The Warded Man snorted. “There’s no Deliverer coming to save us, Jongleur,” he said. “You want demons dead in this world, you have to kill them yourself.”
As if in response, a wind demon bounced off Twilight Dancer’s wardnet, filling the area with a brief flash of light. The stallion dug at the dirt with his hooves, as if eager to leap from the circle and do battle, but he stayed in place, waiting for a command from his master.
“How is it the horse stands so unafraid?” Leesha asked. “Even Messengers stake down their horses at night to keep them from bolting, but yours seems to want to fight.”
“I’ve been training Twilight Dancer since he was foaled,” the Warded Man said. “He’s always been warded, so he’s never learned to fear corelings. His sire was the biggest, most aggressive beast I could find, and his dam the same.”
“But he seemed so gentle when we rode him,” Leesha said.

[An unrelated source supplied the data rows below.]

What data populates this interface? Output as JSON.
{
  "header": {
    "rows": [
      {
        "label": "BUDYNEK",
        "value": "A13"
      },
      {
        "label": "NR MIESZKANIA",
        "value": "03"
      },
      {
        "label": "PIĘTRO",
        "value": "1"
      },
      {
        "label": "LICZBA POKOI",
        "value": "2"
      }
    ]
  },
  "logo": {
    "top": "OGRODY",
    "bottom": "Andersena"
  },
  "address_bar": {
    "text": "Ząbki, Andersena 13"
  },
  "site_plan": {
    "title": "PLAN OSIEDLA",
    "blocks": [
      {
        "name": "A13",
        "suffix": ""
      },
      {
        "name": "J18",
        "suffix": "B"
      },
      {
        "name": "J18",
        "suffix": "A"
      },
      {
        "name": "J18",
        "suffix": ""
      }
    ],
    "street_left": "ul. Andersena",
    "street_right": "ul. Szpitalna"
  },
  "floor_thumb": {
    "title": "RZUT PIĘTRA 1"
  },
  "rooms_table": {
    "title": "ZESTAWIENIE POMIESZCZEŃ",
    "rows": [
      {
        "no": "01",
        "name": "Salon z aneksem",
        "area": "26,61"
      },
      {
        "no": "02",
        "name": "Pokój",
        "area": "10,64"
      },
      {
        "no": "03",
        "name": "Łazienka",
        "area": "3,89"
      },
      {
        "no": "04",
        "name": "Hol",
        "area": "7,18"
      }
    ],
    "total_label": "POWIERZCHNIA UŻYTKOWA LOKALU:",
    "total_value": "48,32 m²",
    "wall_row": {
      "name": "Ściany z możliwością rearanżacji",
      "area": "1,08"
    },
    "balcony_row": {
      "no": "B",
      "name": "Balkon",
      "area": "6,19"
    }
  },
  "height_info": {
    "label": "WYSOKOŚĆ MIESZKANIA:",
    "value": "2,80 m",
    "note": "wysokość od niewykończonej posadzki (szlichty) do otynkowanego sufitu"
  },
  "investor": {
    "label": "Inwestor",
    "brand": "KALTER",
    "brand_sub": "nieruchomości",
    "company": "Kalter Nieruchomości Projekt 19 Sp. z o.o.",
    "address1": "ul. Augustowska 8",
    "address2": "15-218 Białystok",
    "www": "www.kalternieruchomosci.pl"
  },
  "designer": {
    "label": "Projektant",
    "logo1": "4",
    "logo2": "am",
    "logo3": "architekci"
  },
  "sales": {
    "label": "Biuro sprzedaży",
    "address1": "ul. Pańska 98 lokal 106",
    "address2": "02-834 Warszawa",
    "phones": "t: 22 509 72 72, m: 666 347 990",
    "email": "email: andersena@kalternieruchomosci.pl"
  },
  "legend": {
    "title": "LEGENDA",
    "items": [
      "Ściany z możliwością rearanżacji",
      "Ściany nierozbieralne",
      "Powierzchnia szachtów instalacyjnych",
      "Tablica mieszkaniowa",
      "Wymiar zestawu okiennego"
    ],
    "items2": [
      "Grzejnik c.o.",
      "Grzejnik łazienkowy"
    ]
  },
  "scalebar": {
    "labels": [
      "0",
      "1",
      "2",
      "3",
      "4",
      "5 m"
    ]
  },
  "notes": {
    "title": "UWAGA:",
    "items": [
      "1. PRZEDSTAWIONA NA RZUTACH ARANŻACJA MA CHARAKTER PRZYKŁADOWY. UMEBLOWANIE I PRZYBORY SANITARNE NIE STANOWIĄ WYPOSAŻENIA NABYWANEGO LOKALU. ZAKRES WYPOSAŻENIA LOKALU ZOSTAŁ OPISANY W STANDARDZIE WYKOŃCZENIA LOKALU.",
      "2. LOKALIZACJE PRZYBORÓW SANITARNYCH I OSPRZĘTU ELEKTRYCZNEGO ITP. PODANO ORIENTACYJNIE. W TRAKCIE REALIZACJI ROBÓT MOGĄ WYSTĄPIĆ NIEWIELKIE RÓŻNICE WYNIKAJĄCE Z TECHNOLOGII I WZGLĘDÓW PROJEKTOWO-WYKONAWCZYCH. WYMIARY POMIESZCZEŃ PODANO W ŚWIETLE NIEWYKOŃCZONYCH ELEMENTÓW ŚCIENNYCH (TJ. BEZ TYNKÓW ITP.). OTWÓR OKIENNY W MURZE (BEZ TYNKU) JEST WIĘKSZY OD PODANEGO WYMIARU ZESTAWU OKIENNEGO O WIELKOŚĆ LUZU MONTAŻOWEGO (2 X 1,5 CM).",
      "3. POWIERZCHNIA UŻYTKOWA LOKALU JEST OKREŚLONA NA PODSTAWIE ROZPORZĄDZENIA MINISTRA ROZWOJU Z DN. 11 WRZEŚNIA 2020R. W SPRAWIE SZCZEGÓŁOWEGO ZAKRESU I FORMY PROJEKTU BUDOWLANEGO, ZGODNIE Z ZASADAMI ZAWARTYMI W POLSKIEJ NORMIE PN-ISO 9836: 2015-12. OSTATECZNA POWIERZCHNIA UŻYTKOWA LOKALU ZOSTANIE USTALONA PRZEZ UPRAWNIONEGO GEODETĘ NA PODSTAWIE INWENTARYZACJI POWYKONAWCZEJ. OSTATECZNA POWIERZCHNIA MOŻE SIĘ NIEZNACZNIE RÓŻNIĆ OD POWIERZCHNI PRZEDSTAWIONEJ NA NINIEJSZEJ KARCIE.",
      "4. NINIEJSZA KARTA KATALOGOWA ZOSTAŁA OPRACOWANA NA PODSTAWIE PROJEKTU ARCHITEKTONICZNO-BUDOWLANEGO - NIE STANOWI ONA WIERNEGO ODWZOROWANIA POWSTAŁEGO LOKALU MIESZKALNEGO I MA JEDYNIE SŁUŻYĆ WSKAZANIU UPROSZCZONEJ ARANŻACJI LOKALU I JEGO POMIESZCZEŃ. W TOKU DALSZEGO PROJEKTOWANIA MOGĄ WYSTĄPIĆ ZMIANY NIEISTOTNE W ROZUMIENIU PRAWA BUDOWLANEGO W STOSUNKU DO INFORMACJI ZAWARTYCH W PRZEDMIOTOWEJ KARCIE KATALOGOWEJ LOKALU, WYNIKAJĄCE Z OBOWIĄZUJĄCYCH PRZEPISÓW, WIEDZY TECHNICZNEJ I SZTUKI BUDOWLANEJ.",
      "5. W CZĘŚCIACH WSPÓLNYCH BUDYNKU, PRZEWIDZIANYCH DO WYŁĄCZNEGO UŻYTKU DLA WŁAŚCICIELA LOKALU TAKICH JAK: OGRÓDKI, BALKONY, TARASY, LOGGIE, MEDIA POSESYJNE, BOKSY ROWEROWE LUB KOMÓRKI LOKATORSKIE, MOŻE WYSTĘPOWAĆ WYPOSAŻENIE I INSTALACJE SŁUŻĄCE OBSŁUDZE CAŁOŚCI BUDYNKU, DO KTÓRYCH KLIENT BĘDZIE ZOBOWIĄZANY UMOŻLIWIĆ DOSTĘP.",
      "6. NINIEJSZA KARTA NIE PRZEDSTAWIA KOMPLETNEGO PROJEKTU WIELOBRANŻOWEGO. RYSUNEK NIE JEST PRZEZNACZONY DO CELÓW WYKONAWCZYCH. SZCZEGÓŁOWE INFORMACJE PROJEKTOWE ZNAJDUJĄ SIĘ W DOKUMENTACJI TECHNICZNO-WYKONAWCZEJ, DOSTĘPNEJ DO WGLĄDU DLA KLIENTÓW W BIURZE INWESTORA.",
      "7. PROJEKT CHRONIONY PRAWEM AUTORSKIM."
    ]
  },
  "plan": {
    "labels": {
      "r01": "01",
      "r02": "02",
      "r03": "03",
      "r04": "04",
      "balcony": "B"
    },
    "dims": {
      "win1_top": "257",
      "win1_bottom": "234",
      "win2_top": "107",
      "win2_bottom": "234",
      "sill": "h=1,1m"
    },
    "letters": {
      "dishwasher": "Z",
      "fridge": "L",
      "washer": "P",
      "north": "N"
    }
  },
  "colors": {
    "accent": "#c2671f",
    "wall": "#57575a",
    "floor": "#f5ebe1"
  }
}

“I’ve taught him to channel his aggressive urges,” the Warded Man said, pride evident in his normally emotionless tone. “He returns kindness, but if he’s threatened, or I am, he’ll attack without hesitation. He once crushed the skull of a wild boar that would have gored me for sure.”
Finished with the flame demons, the wood demons began to circle the wards, drawing closer and closer. The Warded Man strung his yew bow and took out his quiver of heavy-tipped arrows, but he ignored the creatures as they slashed at the barrier and were thrown back. When they finished their meal, he selected an unmarked arrow and took an etching tool from his warding kit, slowly inscribing the shaft with wards.
“If we weren’t here …” Leesha asked.
“I would be out there,” the Warded Man answered, not looking up at her. “Hunting.”
Leesha nodded, and was quiet for a time, watching him. Rojer shifted uncomfortably at her obvious fascination.
“Have you seen my home?” she asked softly.
The Warded Man looked at her curiously, but made no reply.
“If you’ve come from the south, you must’ve come through the Hollow,” Leesha said.
The Warded Man shook his head. “I give the hamlets a wide berth,” he said. “The first person to see me runs off, and before long I’m met by a cluster of angry men with pitchforks.”